Vincentians, he added, are growing more aware that “of the population they serve — the poor — many, many more people than they imagine are poor due to incarceration, either themselves or a family member.”

Renick said he “fell in love with” the Vincentian approach to someone in need: “Send two people who are trained Vincentians to sit with them. And we help them. … We offer the support that we can. We pray with them, and then we go on our way.”

Vincentians meet with returning citizens who are often assigned to a halfway house or some other form of transitional housing. “We listen to what they are looking for in terms of traditional support,” Renick said.
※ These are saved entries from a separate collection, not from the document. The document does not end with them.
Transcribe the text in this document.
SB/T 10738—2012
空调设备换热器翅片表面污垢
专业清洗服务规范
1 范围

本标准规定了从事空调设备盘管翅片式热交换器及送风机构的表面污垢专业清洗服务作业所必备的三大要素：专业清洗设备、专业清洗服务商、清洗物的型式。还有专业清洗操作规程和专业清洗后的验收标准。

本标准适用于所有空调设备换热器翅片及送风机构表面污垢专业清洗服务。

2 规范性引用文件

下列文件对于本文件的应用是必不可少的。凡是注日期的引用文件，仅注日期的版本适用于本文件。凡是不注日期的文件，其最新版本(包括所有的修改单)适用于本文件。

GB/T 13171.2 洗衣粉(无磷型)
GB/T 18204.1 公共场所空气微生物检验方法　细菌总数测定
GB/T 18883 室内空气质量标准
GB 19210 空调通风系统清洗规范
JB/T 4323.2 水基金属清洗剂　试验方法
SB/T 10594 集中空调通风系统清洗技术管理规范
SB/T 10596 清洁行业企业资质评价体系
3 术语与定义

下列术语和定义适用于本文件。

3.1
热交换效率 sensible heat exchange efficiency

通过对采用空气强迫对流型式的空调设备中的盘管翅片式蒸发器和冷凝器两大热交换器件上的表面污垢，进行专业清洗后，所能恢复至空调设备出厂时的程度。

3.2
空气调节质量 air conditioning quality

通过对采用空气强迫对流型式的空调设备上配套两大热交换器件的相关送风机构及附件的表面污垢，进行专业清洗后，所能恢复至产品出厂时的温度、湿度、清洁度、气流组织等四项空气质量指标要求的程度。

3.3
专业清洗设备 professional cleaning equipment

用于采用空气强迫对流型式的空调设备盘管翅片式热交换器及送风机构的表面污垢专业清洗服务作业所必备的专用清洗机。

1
It’s “mostly some help with rent. We officer them a bicycle, potentially a bus pass, some other things. We’ve developed a resource guide for them to go to for support after that.”

McPherson said the immersion initiative is now at the implementation stage. “We found you need to have a hard-data collection system to show results. The narrative doesn’t work anymore,” she added. The Vincentians have opted for data from the National Institute of Justice. “Without the hard data,” McPherson said, “no one’s going to fund this for us. This is a grant-funded program.”

St. Vincent de Paul representatives also have had conversations with members of Congress on funding returning-citizen efforts — which could come more to the fore as prisons and jails are seeking to release those awaiting trial for minor offenses and those convicted of nonviolent offenses to keep a COVID-19 pandemic from plaguing a prison population.

There are several components to immersion, but McPherson said “the accompaniment part is really important. We work with people who were previously incarcerated. They understand the specific needs of this poverty population. There’ s lot of trauma that took place ahead of time; 70 to 80 percent of them probably have addiction issues.”

Moreover, “60 percent of those we visited have barriers related to incarceration. It’s not just a person who may have been incarcerated, but the separation from family,” McPherson said.

“Every time we get into an issue, we find a deeper issue.” McPherson said “generational incarceration is such an issue. “In a family who’s had a person incarcerated, there’s still a good chance that someone from the next generation will be incarcerated,” she noted, recalling a returning citizen in Iowa who represented the sixth generation of incarceration.

In Idaho, “98 percent of the people in prisons are going to get out. So they’re going to be your neighbors,” Renick said. “We should make it a little bit easier to transition.”